We saw signs of a rise in sentiment amongst small business owners for April in data released last month, and the positive outlook strengthened further in May, in an encouraging sign for the US economy.
By Peter Martin
Tuesday, June 9, 2015
The National Federation of Small Business (NFIB) reported today that its Small Business Optimism Index rose to 98.3 in May from April’s reading of 96.9. This is a very strong outcome, exceeding the consensus estimate of 97.2 and hitting its highest level since the start of the year.
‘Improved profit trends accounted for over half the Index gain, a rather unusual but welcomed development,’ said Bill Dunkelberg, Chief Economist of the NFIB. He added that ‘The NFIB May survey results confirm that the economy is moving ahead.’

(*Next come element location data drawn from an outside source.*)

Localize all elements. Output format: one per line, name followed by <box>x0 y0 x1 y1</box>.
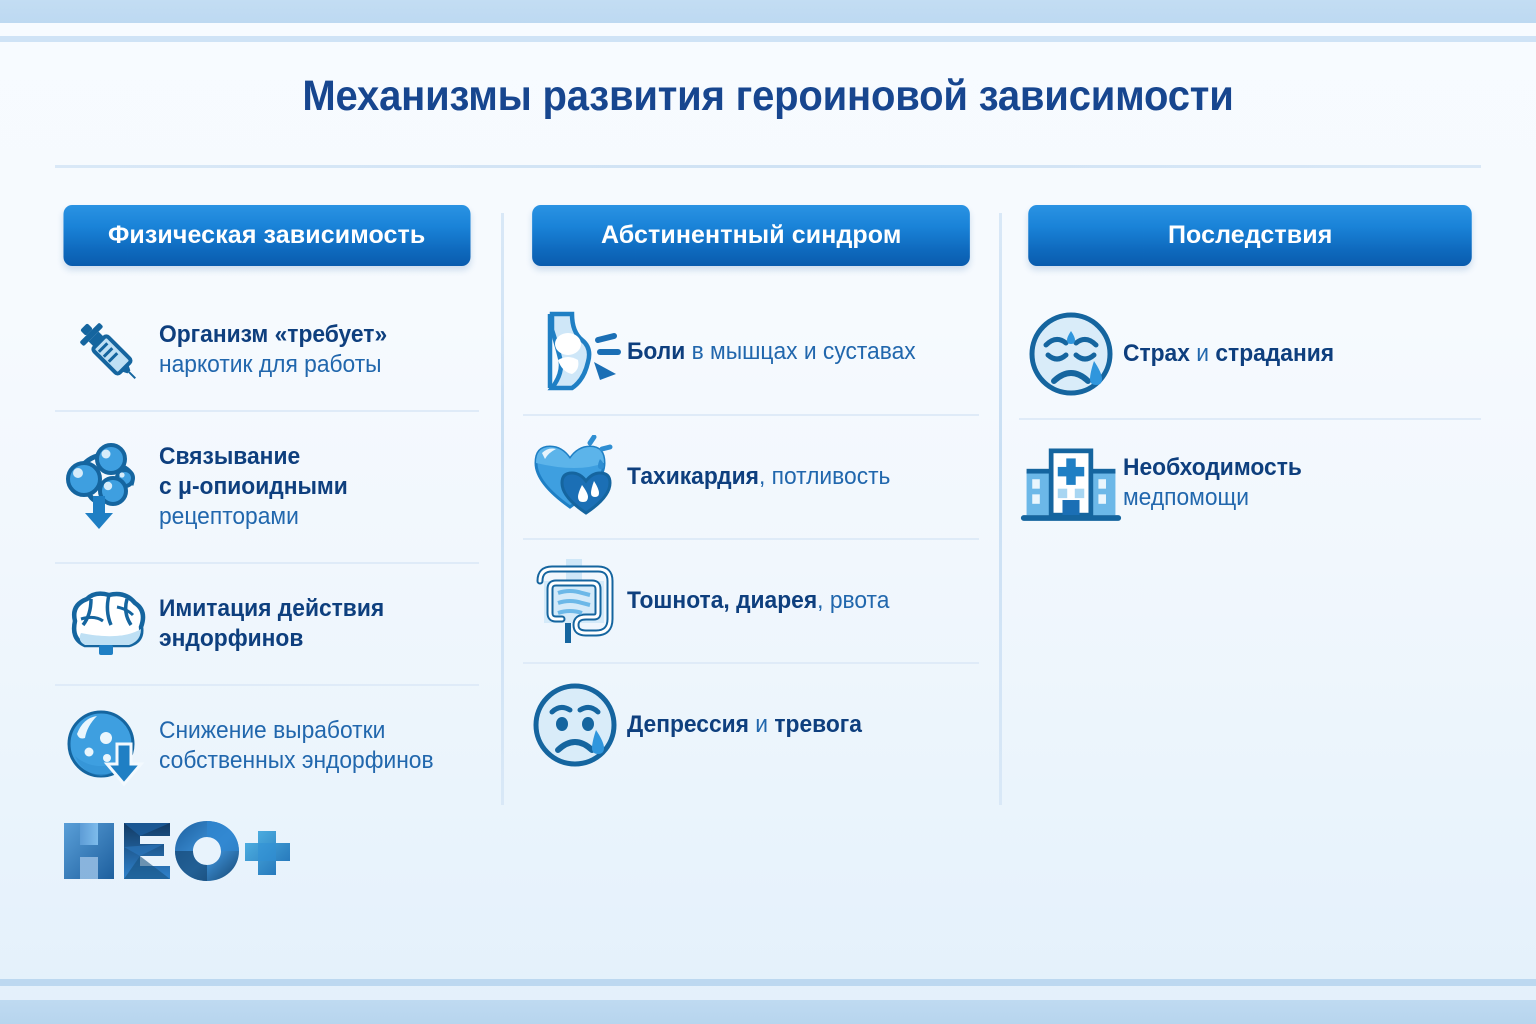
column-divider-2 <box>999 213 1002 805</box>
top-decorative-band <box>0 0 1536 23</box>
column-divider-1 <box>501 213 504 805</box>
column-header-label: Физическая зависимость <box>108 221 425 250</box>
list-item: Боли в мышцах и суставах <box>523 290 979 414</box>
infographic-poster: Механизмы развития героиновой зависимост… <box>0 0 1536 1024</box>
list-item-text: Депрессия и тревога <box>627 710 862 740</box>
list-item-regular-text-2: собственных эндорфинов <box>159 747 434 774</box>
list-item-bold-text-2: с μ-опиоидными <box>159 473 348 500</box>
list-item-regular-text: и <box>1190 340 1215 367</box>
list-item-regular-text: в мышцах и суставах <box>685 338 915 365</box>
list-item-bold-text: Организм «требует» <box>159 321 387 348</box>
list-item-text: Страх и страдания <box>1123 339 1334 369</box>
list-item-text: Снижение выработки собственных эндорфино… <box>159 716 434 776</box>
logo-neo-plus <box>62 818 292 886</box>
heart-sweat-icon <box>523 435 627 519</box>
list-item-bold-text-2: страдания <box>1215 340 1334 367</box>
list-item: Имитация действия эндорфинов <box>55 562 479 684</box>
bottom-rule <box>0 979 1536 986</box>
list-item-bold-text: Депрессия <box>627 711 749 738</box>
list-item: Страх и страдания <box>1019 290 1481 418</box>
list-item-regular-text: , рвота <box>817 587 889 614</box>
list-item-regular-text: наркотик для работы <box>159 351 382 378</box>
list-item-text: Связывание с μ-опиоидными рецепторами <box>159 442 348 533</box>
column-header-consequences: Последствия <box>1028 205 1472 266</box>
brain-icon <box>55 585 159 663</box>
column-header-withdrawal-syndrome: Абстинентный синдром <box>532 205 970 266</box>
column-withdrawal-syndrome: Абстинентный синдром <box>523 205 979 786</box>
list-item: Связывание с μ-опиоидными рецепторами <box>55 410 479 562</box>
column-items-physical: Организм «требует» наркотик для работы <box>55 290 479 806</box>
list-item-regular-text: , потливость <box>759 463 890 490</box>
column-header-physical-dependence: Физическая зависимость <box>63 205 470 266</box>
list-item: Тахикардия, потливость <box>523 414 979 538</box>
list-item-text: Тахикардия, потливость <box>627 462 890 492</box>
list-item-text: Необходимость медпомощи <box>1123 453 1302 513</box>
title-underline-rule <box>55 165 1481 168</box>
top-rule <box>0 36 1536 42</box>
hospital-icon <box>1019 437 1123 529</box>
list-item-regular-text: и <box>749 711 774 738</box>
list-item-text: Имитация действия эндорфинов <box>159 594 384 654</box>
list-item: Тошнота, диарея, рвота <box>523 538 979 662</box>
list-item-bold-text: Имитация действия <box>159 595 384 622</box>
list-item: Необходимость медпомощи <box>1019 418 1481 546</box>
molecule-receptor-icon <box>55 441 159 533</box>
column-items-withdrawal: Боли в мышцах и суставах <box>523 290 979 786</box>
list-item-regular-text: медпомощи <box>1123 484 1249 511</box>
intestines-icon <box>523 557 627 645</box>
list-item-text: Организм «требует» наркотик для работы <box>159 320 387 380</box>
list-item-bold-text: Тошнота, диарея <box>627 587 817 614</box>
list-item-bold-text: Необходимость <box>1123 454 1302 481</box>
list-item-regular-text: рецепторами <box>159 503 299 530</box>
column-header-label: Последствия <box>1168 221 1332 250</box>
bottom-decorative-band <box>0 1000 1536 1024</box>
list-item-bold-text: Боли <box>627 338 685 365</box>
list-item-bold-text-2: эндорфинов <box>159 625 303 652</box>
list-item-text: Тошнота, диарея, рвота <box>627 586 889 616</box>
list-item-bold-text-2: тревога <box>774 711 862 738</box>
list-item: Депрессия и тревога <box>523 662 979 786</box>
crying-face-icon <box>1019 309 1123 399</box>
column-items-consequences: Страх и страдания <box>1019 290 1481 546</box>
knee-joint-pain-icon <box>523 310 627 394</box>
list-item-text: Боли в мышцах и суставах <box>627 337 916 367</box>
column-header-label: Абстинентный синдром <box>601 221 902 250</box>
list-item-bold-text: Тахикардия <box>627 463 759 490</box>
syringe-icon <box>55 311 159 389</box>
column-physical-dependence: Физическая зависимость <box>55 205 479 806</box>
page-title: Механизмы развития героиновой зависимост… <box>54 72 1482 121</box>
sad-face-tear-icon <box>523 680 627 770</box>
columns-container: Физическая зависимость <box>0 205 1536 815</box>
column-consequences: Последствия <box>1019 205 1481 546</box>
endorphin-decrease-icon <box>55 704 159 788</box>
list-item-regular-text: Снижение выработки <box>159 717 385 744</box>
list-item-bold-text: Страх <box>1123 340 1190 367</box>
list-item: Снижение выработки собственных эндорфино… <box>55 684 479 806</box>
list-item: Организм «требует» наркотик для работы <box>55 290 479 410</box>
list-item-bold-text: Связывание <box>159 443 300 470</box>
logo-icon <box>62 817 292 887</box>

Though economic indicators are not yet showing wide agreement of robust growth in the US economy, the combination of today’s more upbeat assessment of the outlook by business owners with the surge in jobs growth announced on Friday has sparked some concerns that the Fed could go for lift-off as early as September. We’ll get a clearer steer on things with Thursday’s retail sales report, but in the meantime the major US stock indices have been struggling for direction. Prices were little changed in early trading on Tuesday, and shortly after the opening on Wall Street the Dow Jones was up 7 points or 0.04% at 17,773, while the broader measure of the S&P 500 Index climbed just 0.01%.

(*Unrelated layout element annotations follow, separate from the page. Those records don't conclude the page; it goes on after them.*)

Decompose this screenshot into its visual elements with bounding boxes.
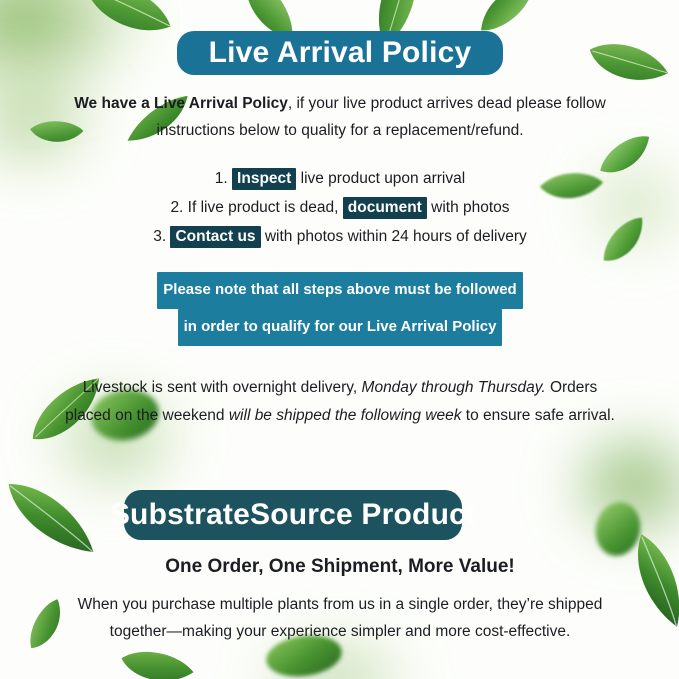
intro-bold-lead: We have a Live Arrival Policy (74, 95, 288, 112)
shipping-line1-plain: Livestock is sent with overnight deliver… (83, 379, 362, 396)
step-highlight-document: document (343, 197, 427, 219)
step-after-text: live product upon arrival (296, 170, 465, 187)
value-proposition-heading: One Order, One Shipment, More Value! (60, 556, 620, 578)
live-arrival-policy-infographic: Live Arrival Policy We have a Live Arriv… (0, 0, 679, 679)
substratesource-product-banner: SubstrateSource Product (124, 490, 462, 540)
shipping-line2-italic: will be shipped the following week (229, 407, 462, 424)
shipping-line1-italic: Monday through Thursday. (362, 379, 546, 396)
step-number: 2. (170, 199, 183, 216)
shipping-line3-plain: to ensure safe arrival. (462, 407, 615, 424)
intro-paragraph: We have a Live Arrival Policy, if your l… (60, 90, 620, 144)
step-number: 3. (153, 228, 166, 245)
note-line-2: in order to qualify for our Live Arrival… (178, 309, 503, 346)
content-layer: Live Arrival Policy We have a Live Arriv… (0, 0, 679, 679)
step-number: 1. (215, 170, 228, 187)
step-after-text: with photos (427, 199, 510, 216)
step-highlight-inspect: Inspect (232, 168, 296, 190)
policy-note-block: Please note that all steps above must be… (60, 272, 620, 346)
live-arrival-policy-banner: Live Arrival Policy (177, 31, 503, 75)
note-line-1: Please note that all steps above must be… (157, 272, 522, 309)
policy-steps-list: 1. Inspect live product upon arrival 2. … (60, 164, 620, 251)
note-row: Please note that all steps above must be… (60, 272, 620, 309)
list-item: 2. If live product is dead, document wit… (60, 193, 620, 222)
value-proposition-paragraph: When you purchase multiple plants from u… (60, 591, 620, 645)
list-item: 1. Inspect live product upon arrival (60, 164, 620, 193)
note-row: in order to qualify for our Live Arrival… (60, 309, 620, 346)
list-item: 3. Contact us with photos within 24 hour… (60, 222, 620, 251)
step-before-text: If live product is dead, (183, 199, 342, 216)
shipping-schedule-paragraph: Livestock is sent with overnight deliver… (60, 374, 620, 430)
step-highlight-contact-us: Contact us (170, 226, 260, 248)
step-after-text: with photos within 24 hours of delivery (261, 228, 527, 245)
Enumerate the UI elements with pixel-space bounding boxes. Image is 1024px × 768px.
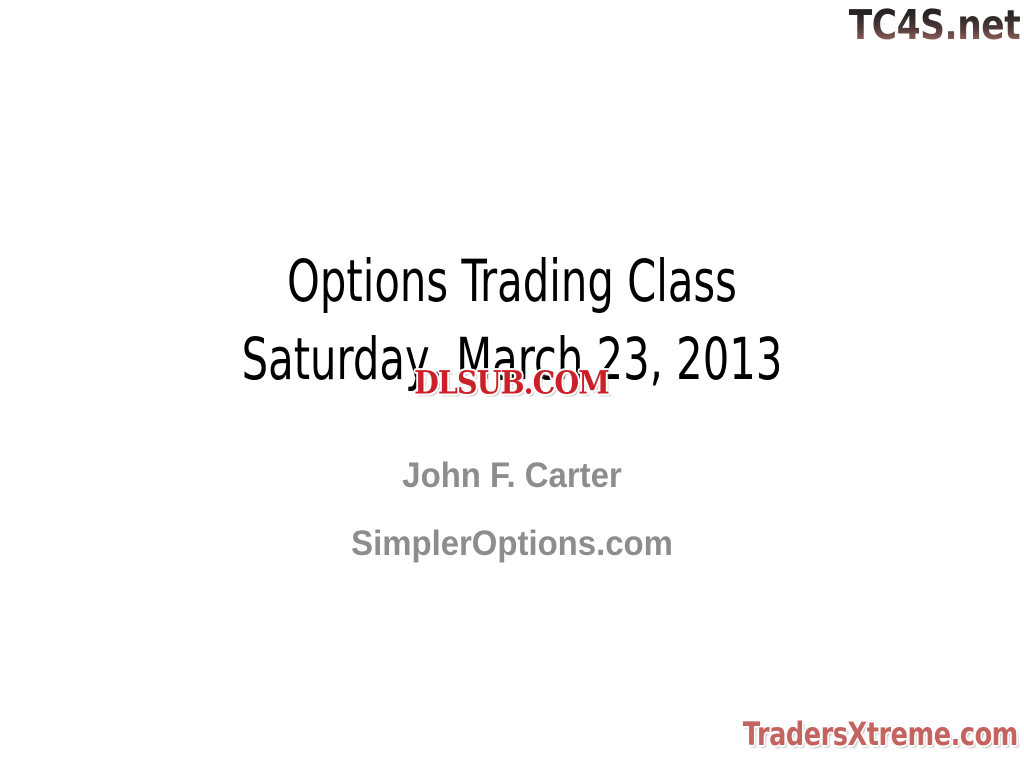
title-line-1: Options Trading Class <box>102 243 921 321</box>
tc4s-logo-text: TC4S.net <box>848 5 1020 46</box>
slide-title: Options Trading Class Saturday, March 23… <box>0 243 1024 398</box>
presentation-slide: TC4S.net Options Trading Class Saturday,… <box>0 0 1024 768</box>
presenter-name: John F. Carter <box>31 442 994 510</box>
tradersxtreme-logo: TradersXtreme.com <box>674 714 1018 754</box>
tradersxtreme-logo-text: TradersXtreme.com <box>743 718 1018 750</box>
title-line-2: Saturday, March 23, 2013 <box>102 321 921 399</box>
tc4s-logo: TC4S.net <box>816 0 1020 50</box>
presenter-website: SimplerOptions.com <box>31 510 994 578</box>
slide-subtitle: John F. Carter SimplerOptions.com <box>0 442 1024 577</box>
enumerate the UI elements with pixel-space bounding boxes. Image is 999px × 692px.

Globally though growth is soft and it is difficult to see the general stance of monetary policy amongst the major central banks remaining anything other than accommodative for some time. Chinese inflation data released overnight showed prices slackening, suggestive of a loss of momentum in the economy. The Chinese CPI fell 0.2% in May, taking the annual change down to 1.2% from April’s 1.5%. Not only is inflation running well below Beijing’s 3% target, but it is moving in the wrong direction and the warning signs of a lull in consumer demand could well invite more monetary stimulus. Shares in Asia fell overnight, with a 0.7% drop in the CSI 300 (an index that reflects the price of 300 leading stocks from the Chinese Shanghai and Shenzhen exchanges), while stock performance in Japan was even worse, seeing the Nikkei 225 plunge 1.8%.

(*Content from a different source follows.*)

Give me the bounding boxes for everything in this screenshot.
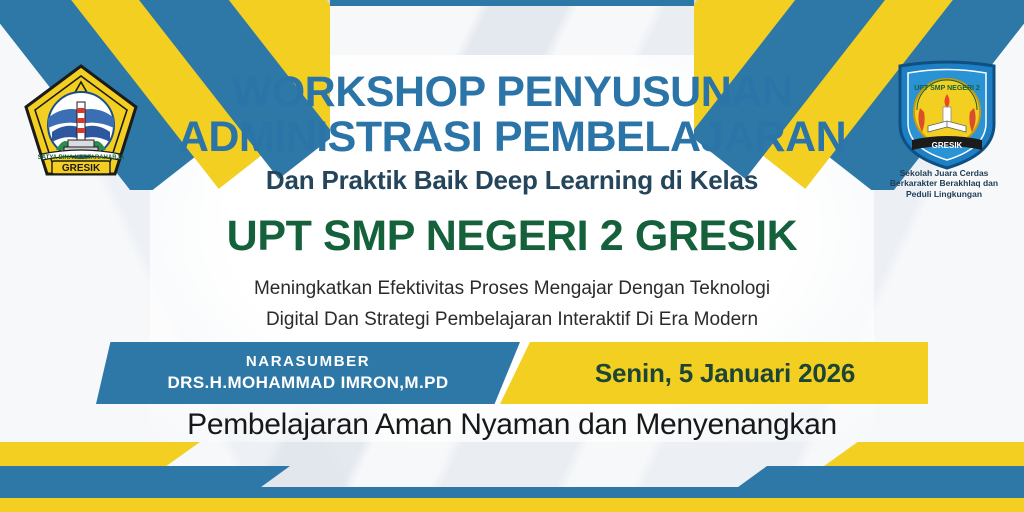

Eurostat confirmed its earlier first-quarter GDP estimate for the eurozone in a report released today. GDP across the shared economic region grew 0.4% in the first quarter, for a year-over-year change of 1.0%. A major contribution to that growth came from household consumption, with strong performances by the key economies of Germany, France, Italy and Spain. Though there is nothing particularly surprising in this data, given that it is line with the earlier estimate, it does provide confirmation that the eurozone is on a path of recovery.